The invitation that God seeks to come close to us, that he calls us to know him, turn to him, love and follow him is not restricted to a favourable time in the past, proclaimed by outstanding servants like Dean Stuart and Cantor Sebastian. It is a timeless invitation. Today, you and I – Bishops, Cathedral Deans and Worshippers, Visitors and Volunteers, Ministers and Musicians – are called to extend that same welcome. Make it known to those who have yet to hear it; those feel they do not deserve to hear it; those who may be scandalised by it and have shut their ears to it; and those who need to hear it afresh.
Today, you and I are called to open the doors of our Cathedrals and communities to the people around us; are invited to ask for the grace to be able to remove any stumbling blocks that still may prevent others from hearing the good news.

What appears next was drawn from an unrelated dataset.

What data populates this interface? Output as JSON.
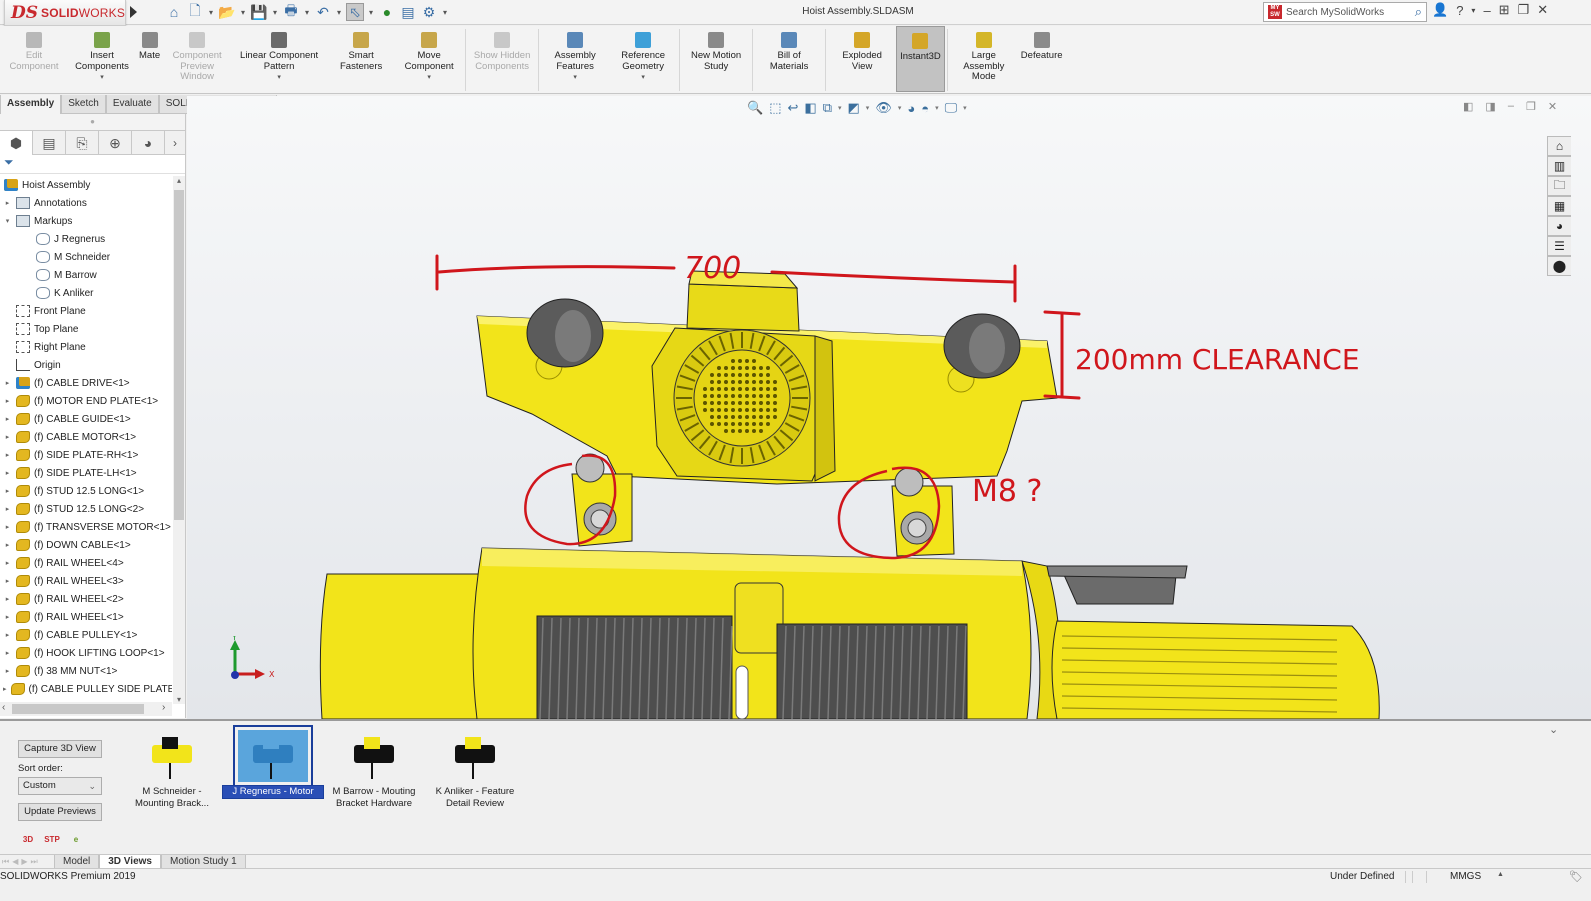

Today, you and I are called to recognise that it is now that is the favourable time; that this is very moment that God seeks to dwell with us and make his home in us. Today, we are invited to open our hands, stretch them out, and receive the bread of life.
And now to him who is able to keep us from falling, and to make us stand without blemish in the presence of his glory with rejoicing, to the only God our Saviour, through Jesus Christ our Lord, be glory, majesty, power, and authority, before all time and now and for ever. Amen.